Cassidy, Kennedy sworn in to 115th U.S. Congress; GOP announces committee assignments

Posted By on Tue, Jan 3, 2017 at 3:36 PM

U.S. House Majority Whip Steve Scalise (right) was sworn into the 115th U.S. Congress today by House Speaker Paul Ryan. - INSTAGRAM/STEVE SCALISE
  • INSTAGRAM/STEVE SCALISE
  • U.S. House Majority Whip Steve Scalise (right) was sworn into the 115th U.S. Congress today by House Speaker Paul Ryan.

The 115th U.S. Congress was sworn in today in Washington, D.C. — bringing with it the first day of work for newly minted U.S. Sen. John Neely Kennedy, the former Louisiana state treasurer who beat Public Service Commissioner Foster Campbell in the December 2016 runoff.
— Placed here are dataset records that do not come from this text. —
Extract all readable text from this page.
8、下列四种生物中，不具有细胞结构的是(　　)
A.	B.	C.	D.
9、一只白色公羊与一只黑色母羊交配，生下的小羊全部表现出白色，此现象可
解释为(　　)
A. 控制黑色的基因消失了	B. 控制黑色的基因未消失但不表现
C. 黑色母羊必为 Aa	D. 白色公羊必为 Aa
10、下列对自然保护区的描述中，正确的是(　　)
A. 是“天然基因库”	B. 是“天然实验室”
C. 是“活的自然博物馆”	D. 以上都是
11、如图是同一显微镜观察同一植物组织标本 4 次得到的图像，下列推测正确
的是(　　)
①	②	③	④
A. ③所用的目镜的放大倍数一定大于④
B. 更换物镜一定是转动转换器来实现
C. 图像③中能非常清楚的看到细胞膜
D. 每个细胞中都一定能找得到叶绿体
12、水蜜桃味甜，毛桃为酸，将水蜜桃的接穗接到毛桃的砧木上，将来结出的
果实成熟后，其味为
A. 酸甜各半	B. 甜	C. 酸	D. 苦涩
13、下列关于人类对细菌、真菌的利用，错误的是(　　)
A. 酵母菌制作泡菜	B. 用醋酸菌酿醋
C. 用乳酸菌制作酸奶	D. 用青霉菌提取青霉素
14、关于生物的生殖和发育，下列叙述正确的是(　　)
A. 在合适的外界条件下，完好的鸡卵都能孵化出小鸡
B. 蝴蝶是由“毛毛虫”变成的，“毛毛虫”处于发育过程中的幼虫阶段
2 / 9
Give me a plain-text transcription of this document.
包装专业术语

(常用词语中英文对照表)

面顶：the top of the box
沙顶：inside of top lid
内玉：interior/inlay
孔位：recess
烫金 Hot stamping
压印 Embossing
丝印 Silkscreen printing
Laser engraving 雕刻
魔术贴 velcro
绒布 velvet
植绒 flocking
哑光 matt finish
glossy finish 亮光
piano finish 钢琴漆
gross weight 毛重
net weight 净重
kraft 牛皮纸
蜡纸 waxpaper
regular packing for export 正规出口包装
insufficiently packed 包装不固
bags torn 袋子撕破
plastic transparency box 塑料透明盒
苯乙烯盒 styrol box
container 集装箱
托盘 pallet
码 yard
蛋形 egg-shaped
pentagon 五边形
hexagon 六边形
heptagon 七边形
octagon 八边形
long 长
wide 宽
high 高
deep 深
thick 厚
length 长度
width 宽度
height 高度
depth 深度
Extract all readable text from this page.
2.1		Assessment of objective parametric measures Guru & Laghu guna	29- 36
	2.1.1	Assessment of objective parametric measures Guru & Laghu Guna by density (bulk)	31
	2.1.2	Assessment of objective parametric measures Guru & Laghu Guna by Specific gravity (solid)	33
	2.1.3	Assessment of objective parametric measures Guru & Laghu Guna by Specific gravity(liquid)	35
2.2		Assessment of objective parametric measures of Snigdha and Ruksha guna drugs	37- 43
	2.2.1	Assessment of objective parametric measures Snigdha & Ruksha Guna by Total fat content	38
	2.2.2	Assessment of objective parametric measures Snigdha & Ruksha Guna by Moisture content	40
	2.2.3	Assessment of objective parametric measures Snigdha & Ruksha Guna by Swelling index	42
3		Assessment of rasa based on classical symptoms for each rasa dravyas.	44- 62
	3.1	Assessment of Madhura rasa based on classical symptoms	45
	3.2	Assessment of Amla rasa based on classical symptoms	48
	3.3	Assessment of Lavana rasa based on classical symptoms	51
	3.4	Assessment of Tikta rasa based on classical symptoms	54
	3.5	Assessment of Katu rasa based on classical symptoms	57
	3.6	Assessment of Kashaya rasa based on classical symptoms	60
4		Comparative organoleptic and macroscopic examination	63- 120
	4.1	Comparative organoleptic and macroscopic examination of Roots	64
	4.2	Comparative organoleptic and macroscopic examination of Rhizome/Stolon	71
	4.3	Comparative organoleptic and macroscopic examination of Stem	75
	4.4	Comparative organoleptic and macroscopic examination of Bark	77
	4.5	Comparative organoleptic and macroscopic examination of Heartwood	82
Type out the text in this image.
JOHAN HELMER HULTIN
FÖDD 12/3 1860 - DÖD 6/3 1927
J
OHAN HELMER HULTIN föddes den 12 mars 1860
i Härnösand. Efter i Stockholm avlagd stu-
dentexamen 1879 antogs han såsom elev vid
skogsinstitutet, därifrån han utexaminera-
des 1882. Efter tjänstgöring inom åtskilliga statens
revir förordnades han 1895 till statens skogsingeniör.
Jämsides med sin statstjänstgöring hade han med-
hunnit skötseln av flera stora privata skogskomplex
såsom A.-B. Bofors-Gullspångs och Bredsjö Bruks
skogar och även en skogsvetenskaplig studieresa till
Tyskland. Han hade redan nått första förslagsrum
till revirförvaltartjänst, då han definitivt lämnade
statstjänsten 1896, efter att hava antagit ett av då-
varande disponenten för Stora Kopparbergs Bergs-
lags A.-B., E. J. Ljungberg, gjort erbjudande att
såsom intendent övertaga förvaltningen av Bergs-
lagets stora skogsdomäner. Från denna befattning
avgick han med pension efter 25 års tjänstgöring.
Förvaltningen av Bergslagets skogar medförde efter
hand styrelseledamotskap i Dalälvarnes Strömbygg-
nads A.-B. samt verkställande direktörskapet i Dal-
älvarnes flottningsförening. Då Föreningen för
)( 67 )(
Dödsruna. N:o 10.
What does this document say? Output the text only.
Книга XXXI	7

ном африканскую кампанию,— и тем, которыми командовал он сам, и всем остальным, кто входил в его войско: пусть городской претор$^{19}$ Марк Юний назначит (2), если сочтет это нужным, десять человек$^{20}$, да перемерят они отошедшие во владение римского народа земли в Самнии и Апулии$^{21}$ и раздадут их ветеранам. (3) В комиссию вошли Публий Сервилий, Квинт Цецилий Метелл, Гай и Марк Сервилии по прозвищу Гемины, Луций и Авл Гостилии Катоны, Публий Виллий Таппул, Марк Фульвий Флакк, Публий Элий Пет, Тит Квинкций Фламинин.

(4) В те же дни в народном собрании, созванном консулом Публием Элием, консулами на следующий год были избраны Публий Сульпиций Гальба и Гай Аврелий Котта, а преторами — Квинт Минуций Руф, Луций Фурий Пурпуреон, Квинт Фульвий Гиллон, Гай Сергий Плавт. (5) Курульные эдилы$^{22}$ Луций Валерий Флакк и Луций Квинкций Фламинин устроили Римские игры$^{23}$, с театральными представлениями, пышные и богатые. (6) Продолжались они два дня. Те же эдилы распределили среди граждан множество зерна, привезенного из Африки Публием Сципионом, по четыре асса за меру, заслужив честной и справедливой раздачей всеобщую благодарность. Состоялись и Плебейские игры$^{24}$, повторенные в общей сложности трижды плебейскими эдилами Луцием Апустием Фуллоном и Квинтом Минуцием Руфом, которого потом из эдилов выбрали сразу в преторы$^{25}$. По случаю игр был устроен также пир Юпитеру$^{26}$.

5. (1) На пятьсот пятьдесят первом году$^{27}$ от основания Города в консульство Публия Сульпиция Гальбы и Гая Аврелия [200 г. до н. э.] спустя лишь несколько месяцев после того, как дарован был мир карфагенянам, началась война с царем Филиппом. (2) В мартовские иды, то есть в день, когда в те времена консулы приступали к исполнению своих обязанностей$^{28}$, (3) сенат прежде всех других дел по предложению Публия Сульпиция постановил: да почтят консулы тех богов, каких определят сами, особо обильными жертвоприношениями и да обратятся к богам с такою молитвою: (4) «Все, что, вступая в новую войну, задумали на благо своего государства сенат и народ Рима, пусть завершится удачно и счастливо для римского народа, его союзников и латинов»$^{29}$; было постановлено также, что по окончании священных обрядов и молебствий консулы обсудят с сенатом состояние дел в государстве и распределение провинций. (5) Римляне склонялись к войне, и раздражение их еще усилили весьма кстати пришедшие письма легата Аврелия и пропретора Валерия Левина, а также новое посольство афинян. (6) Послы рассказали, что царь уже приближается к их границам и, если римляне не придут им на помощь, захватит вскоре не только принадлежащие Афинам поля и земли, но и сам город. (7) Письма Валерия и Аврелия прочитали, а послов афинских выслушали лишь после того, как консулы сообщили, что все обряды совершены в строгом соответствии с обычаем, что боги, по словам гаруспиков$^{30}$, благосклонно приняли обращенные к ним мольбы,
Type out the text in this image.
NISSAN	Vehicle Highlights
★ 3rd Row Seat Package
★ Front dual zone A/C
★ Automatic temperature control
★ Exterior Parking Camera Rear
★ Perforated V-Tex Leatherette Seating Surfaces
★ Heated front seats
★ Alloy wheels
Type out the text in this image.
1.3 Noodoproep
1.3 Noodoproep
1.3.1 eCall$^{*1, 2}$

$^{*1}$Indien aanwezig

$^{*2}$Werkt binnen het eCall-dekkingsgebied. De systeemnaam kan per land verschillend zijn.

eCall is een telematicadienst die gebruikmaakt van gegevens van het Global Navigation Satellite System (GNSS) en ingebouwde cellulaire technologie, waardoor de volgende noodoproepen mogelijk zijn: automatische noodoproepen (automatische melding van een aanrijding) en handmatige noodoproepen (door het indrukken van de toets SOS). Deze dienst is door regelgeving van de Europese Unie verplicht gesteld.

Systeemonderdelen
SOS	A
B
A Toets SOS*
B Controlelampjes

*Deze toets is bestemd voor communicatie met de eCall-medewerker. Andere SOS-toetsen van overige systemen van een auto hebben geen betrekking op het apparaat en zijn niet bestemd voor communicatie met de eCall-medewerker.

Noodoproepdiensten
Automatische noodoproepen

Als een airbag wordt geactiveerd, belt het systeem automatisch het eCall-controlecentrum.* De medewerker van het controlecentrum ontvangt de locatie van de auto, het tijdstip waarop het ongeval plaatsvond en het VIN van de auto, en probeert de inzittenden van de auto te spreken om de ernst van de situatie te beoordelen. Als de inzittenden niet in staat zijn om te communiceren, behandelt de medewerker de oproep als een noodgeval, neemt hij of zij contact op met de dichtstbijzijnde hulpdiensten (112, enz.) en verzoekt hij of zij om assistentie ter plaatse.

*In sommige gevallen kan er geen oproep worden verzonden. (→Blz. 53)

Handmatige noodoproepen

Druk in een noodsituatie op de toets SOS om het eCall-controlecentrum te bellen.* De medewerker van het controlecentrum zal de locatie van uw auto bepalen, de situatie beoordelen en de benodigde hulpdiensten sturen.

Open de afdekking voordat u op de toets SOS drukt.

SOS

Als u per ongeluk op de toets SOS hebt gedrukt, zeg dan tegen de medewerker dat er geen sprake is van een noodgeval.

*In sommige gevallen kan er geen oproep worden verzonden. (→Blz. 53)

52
U.S. Sen. Bill Cassidy — with two years of service under his belt — now is Louisiana's senior senator, and U.S. Rep. Steve Scalise of Metairie retains his title of Majority Whip of the House of Representatives. U.S. Rep. Cedric Richmond — Louisiana's only Democratic member of Congress — was named chairman of the Congressional Black Caucus.